Under the Trump administration, the federal agency that’s supposed to protect consumers from Wall Street and financial predators has thought of yet another way to strip consumers of their protections. The Consumer Financial Protection Bureau or CFPB announced Tuesday that, working with seven state regulators, it launched the American Consumer Financial Innovation Network or ACFIN, a network that it said would "enhance coordination among federal and state regulators to facilitate financial innovation."
The CFPB invited all state regulators to join ACFIN, and the attorneys general of Alabama, Arizona, Georgia, Indiana, South Carolina, Tennessee, and Utah took the offer.
Consumer advocates criticized the CFPB action because it gives banks, fintech companies, and other corporations no-action letters and approvals that will protect companies from enforcement and determine potentially new risky financial products and services to be in compliance with the law.

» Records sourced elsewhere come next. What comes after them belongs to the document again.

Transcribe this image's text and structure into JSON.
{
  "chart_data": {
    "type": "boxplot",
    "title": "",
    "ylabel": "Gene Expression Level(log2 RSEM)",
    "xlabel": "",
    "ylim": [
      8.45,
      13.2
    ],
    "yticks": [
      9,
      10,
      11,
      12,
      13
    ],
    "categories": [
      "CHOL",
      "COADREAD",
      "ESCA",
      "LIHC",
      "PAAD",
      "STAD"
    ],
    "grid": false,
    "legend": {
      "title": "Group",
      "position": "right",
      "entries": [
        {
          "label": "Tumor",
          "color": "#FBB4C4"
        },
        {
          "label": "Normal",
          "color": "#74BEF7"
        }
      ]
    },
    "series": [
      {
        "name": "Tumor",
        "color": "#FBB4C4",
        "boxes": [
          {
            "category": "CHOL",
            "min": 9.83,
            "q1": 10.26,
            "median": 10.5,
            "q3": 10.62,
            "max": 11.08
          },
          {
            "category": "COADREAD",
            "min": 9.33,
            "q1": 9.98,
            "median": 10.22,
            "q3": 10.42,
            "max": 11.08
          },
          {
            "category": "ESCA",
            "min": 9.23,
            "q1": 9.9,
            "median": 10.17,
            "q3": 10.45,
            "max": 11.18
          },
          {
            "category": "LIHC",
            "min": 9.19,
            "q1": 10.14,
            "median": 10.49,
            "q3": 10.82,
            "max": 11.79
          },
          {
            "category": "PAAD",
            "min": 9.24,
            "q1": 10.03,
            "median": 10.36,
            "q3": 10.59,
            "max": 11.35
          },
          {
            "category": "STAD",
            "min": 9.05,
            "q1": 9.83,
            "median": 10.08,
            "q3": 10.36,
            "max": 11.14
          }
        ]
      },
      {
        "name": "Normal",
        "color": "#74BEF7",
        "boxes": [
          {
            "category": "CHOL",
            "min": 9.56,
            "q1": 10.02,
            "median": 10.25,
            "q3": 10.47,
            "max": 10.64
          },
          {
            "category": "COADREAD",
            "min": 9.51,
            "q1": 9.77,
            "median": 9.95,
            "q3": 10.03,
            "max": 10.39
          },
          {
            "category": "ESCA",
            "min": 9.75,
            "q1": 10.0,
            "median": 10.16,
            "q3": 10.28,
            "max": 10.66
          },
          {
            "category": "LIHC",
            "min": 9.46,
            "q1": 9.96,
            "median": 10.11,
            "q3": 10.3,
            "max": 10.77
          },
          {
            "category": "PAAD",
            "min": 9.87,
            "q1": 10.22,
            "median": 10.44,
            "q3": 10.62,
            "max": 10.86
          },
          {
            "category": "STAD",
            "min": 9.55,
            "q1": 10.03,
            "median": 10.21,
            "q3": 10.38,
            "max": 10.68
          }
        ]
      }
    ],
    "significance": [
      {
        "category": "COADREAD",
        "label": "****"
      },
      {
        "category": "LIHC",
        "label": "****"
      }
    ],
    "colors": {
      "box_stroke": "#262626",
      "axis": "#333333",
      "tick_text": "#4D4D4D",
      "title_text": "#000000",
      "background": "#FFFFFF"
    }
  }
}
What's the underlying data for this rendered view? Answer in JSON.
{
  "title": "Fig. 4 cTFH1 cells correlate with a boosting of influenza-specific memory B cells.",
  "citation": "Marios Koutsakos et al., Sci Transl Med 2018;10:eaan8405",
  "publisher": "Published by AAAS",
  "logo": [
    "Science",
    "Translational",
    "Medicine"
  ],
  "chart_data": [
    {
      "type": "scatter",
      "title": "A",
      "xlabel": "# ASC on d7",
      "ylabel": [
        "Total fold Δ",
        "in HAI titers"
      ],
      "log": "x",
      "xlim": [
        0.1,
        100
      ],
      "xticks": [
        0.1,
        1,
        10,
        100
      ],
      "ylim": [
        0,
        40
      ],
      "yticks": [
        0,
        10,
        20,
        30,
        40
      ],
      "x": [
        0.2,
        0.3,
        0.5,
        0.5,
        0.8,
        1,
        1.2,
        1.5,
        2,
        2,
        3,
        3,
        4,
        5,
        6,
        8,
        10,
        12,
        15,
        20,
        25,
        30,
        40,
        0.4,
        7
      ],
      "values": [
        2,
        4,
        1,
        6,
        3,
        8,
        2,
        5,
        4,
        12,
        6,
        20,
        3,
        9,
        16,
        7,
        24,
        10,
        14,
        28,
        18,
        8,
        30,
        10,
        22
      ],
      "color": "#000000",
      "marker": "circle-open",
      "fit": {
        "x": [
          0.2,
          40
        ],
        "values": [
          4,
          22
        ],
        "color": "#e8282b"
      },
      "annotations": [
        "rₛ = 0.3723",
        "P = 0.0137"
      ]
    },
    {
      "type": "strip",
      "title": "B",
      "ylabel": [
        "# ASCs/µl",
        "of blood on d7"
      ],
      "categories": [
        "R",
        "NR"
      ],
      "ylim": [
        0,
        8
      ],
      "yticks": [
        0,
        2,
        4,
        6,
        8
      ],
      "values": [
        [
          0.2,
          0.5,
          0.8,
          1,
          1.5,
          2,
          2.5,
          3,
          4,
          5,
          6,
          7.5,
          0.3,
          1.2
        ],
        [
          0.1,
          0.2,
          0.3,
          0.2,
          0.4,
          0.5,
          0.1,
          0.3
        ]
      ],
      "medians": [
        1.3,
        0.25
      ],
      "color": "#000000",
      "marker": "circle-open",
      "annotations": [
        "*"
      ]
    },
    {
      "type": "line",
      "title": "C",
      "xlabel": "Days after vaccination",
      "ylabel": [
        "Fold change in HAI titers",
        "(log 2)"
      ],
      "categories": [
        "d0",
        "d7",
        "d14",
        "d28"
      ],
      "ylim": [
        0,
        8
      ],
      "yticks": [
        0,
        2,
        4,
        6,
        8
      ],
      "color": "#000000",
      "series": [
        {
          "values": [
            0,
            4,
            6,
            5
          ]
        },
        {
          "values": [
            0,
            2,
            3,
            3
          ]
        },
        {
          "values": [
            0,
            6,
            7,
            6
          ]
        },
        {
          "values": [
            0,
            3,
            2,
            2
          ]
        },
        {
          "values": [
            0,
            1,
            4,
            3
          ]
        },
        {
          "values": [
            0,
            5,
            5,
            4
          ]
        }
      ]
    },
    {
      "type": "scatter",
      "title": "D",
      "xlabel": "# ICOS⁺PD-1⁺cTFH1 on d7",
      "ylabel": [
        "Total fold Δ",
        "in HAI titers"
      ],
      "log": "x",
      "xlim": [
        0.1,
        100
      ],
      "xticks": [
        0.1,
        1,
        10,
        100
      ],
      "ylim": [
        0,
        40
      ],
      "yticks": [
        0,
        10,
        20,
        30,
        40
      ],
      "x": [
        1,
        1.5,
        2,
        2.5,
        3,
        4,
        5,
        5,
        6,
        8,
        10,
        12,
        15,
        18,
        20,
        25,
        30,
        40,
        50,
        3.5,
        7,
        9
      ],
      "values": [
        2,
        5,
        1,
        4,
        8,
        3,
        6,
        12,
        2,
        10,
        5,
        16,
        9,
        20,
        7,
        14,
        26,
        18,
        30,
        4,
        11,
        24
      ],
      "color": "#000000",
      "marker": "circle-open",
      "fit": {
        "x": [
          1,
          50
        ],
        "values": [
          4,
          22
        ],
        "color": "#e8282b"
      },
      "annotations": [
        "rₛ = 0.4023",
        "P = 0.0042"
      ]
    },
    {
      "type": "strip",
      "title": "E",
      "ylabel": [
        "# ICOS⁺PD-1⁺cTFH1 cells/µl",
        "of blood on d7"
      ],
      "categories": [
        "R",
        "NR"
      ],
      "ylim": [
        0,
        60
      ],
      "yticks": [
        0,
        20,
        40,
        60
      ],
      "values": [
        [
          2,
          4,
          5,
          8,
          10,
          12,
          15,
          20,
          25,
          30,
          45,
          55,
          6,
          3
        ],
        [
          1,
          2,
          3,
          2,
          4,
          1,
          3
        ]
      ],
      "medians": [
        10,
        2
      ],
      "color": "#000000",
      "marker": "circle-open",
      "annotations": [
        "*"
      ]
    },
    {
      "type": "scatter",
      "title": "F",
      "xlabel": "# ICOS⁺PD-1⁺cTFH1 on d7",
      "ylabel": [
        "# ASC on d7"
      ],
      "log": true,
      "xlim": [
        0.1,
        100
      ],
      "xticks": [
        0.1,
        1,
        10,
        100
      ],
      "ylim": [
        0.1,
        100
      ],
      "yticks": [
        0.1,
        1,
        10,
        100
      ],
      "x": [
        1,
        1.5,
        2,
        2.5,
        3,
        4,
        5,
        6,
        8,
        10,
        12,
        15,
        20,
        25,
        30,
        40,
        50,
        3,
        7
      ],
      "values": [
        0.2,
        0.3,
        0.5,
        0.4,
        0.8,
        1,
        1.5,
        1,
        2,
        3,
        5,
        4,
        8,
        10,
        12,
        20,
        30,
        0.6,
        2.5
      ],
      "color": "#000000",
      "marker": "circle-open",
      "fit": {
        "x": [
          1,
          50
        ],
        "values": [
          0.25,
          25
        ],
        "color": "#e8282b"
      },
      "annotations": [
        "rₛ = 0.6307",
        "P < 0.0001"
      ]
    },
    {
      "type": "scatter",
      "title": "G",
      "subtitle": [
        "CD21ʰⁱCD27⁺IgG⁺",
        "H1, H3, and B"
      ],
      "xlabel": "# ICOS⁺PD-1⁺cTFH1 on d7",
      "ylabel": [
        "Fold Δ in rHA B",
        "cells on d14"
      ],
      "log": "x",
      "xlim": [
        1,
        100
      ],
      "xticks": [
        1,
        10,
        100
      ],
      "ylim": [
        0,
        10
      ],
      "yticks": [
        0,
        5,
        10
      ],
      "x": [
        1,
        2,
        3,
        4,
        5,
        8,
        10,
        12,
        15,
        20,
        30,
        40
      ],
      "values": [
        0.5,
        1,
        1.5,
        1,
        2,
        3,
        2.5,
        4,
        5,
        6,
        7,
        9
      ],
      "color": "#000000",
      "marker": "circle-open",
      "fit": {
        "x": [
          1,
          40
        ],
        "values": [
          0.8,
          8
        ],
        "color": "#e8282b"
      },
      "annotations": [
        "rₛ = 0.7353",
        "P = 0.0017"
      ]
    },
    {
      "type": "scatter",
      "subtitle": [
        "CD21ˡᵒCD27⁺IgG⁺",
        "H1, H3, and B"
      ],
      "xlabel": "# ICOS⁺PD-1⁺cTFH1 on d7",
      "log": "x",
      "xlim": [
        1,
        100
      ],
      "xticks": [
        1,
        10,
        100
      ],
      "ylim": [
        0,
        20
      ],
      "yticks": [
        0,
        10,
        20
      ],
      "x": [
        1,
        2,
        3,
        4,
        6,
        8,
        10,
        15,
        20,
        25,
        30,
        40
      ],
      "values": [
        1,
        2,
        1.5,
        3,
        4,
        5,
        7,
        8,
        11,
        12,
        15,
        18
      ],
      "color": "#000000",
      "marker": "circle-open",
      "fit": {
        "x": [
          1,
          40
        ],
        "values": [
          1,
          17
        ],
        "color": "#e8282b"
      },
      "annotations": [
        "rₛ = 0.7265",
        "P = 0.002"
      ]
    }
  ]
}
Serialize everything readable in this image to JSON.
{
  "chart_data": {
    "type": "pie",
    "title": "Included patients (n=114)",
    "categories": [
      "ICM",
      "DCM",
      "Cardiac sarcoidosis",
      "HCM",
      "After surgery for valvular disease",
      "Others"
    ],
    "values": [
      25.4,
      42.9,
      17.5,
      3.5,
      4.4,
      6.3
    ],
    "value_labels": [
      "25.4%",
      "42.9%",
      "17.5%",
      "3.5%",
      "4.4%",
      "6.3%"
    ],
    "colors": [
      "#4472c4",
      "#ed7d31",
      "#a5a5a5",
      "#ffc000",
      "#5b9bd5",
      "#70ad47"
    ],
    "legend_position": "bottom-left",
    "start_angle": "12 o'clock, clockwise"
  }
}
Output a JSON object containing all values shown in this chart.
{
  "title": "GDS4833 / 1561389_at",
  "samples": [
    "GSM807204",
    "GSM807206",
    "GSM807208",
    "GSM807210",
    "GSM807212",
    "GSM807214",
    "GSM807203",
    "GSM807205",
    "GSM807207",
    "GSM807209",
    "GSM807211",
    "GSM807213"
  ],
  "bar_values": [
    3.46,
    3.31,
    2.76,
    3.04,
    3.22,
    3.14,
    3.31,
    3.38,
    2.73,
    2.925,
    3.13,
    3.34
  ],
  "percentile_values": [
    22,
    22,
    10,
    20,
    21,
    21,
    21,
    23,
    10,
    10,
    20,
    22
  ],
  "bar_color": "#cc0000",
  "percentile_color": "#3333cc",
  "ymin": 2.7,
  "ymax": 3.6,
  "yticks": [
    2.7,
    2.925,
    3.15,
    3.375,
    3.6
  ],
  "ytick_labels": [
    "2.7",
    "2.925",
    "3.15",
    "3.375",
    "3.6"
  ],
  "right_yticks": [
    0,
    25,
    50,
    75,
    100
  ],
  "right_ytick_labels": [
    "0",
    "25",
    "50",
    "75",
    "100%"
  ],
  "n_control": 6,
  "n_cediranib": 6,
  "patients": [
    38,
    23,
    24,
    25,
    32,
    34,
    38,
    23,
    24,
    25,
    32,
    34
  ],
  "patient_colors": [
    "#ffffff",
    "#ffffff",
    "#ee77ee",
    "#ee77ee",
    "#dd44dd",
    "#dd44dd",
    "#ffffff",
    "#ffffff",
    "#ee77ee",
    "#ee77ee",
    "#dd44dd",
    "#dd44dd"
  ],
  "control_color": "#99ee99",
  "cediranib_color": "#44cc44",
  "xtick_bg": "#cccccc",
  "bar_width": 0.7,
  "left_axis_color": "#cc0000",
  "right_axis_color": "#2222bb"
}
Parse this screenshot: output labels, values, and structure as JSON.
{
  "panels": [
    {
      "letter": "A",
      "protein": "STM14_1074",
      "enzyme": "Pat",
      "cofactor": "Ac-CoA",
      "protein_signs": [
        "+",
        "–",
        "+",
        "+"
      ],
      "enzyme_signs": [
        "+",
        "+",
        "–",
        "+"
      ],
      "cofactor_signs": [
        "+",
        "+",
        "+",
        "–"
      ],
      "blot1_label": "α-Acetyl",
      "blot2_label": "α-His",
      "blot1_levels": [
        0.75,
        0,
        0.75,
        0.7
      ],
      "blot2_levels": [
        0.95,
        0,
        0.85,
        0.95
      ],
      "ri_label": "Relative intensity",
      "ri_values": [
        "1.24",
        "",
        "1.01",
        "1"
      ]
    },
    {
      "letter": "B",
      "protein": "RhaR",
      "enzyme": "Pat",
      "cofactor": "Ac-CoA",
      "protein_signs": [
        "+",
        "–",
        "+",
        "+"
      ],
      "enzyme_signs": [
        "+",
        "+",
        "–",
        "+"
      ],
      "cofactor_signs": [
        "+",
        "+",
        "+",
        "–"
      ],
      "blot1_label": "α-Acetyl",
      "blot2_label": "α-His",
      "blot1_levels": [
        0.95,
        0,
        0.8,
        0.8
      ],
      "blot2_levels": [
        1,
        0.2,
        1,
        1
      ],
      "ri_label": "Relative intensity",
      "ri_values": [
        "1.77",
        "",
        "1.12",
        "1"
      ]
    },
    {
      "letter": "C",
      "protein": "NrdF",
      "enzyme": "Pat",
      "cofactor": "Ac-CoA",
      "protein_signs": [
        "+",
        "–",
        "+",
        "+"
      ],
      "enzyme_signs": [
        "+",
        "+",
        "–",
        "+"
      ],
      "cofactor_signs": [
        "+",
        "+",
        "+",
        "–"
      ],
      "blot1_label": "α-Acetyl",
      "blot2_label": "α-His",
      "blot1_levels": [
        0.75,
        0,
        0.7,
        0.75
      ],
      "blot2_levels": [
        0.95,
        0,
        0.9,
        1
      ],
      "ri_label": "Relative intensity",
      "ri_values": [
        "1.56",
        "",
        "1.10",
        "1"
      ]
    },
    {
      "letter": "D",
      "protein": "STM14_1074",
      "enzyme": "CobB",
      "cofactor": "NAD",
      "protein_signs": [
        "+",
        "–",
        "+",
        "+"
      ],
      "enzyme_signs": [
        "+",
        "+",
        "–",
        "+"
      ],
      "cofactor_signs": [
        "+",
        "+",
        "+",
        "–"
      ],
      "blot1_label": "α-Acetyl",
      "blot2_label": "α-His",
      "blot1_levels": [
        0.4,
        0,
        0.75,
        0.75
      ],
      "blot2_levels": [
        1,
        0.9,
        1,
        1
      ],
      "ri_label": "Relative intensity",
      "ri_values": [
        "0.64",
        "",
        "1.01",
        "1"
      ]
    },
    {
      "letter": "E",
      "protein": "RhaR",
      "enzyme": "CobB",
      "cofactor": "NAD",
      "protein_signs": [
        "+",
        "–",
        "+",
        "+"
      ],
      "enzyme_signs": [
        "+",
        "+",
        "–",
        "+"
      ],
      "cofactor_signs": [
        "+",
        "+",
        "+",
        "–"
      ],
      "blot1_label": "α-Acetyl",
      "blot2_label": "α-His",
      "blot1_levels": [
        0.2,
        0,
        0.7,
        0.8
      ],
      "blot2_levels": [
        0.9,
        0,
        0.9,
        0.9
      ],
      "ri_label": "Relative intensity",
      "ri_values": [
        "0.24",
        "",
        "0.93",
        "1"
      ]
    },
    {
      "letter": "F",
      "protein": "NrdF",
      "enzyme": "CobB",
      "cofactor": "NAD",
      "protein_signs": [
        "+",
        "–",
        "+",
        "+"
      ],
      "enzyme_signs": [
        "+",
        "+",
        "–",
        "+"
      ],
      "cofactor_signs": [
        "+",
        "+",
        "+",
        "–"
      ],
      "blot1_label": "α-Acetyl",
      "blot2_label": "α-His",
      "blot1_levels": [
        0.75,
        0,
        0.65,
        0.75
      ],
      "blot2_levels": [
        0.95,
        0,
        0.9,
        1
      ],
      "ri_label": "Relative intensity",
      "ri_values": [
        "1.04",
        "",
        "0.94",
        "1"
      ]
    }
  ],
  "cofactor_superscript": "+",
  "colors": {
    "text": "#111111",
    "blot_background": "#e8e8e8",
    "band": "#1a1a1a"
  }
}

“The new ‘compliance assurance sandbox’ could be a dangerous Sahara desert parched of consumer protection if the CFPB approves risky products that evade the law and endanger consumers,” said Lauren Saunders, associate director of the National Consumer Law Center. “We strongly disagree with the CFPB’s claim that a single Bureau employee can ‘approve’ an evasive means of skirting the law and thereby give companies a safe harbor that stops consumers and states from enforcing consumer protection laws.”
“The CFPB’s mission is to protect consumers, but the bureau’s no-action letter policy and compliance assurance sandbox does the opposite,” said Linda Jun, senior policy counsel at Americans for Financial Reform. “By approving products and services without seeking public input or getting information along the way about how the product is helping or hurting consumers, the CFPB’s innovation policies provide companies with cover instead of accountability for unanticipated harms or dangers that their innovative products may cause.”
“Innovation isn’t advanced by handing out individual grants of immunity from law enforcement, and certainly not by companies lobbying Bureau staff for deregulation-by-letter,” said Will Corbett, litigation director at the Center for Responsible Lending. “Instead, the Bureau should focus equally on consumer risk and benefits and should develop policy in a transparent manner.”
In addition to the new policies, the CFPB Tuesday also issued its first no-action letter under Director Kathy Kraninger, creating a mechanism to allow mortgage lenders to pay for housing counseling at agencies that refer business to them. “While there may be valid reasons to facilitate funding for housing counseling, changes in anti-kickback rules should be made after public notice and comment to prevent evasions, not through a secretive, one-sided no-action letter process,” said Odette Williamson, staff attorney at the National Consumer Law Center.
“With Americans shouldering record debt, we don’t need our own finance cops to help Wall Street devise ways to add more weight,” said Bart Naylor, financial policy advocate at Public Citizen.
“Every sandbox approval and no-action letter that the CFPB issues will draw close scrutiny, and the CFPB risks a legal challenge if it approves efforts to evade the law or products or practices that put the public at risk,” Saunders said.
In addition to “approvals,” the CFPB originally proposed to issue orders granting exemptions from statutes or regulations. While exemptions weren’t included in the new policies, the CFPB announced that it intends to propose a legislative rule for the issuance of orders granting exemptions from regulatory requirements and other categories of exemptions.
“The CFPB should abandon any plans to issue orders allowing companies to ignore consumer protection laws,” Saunders said.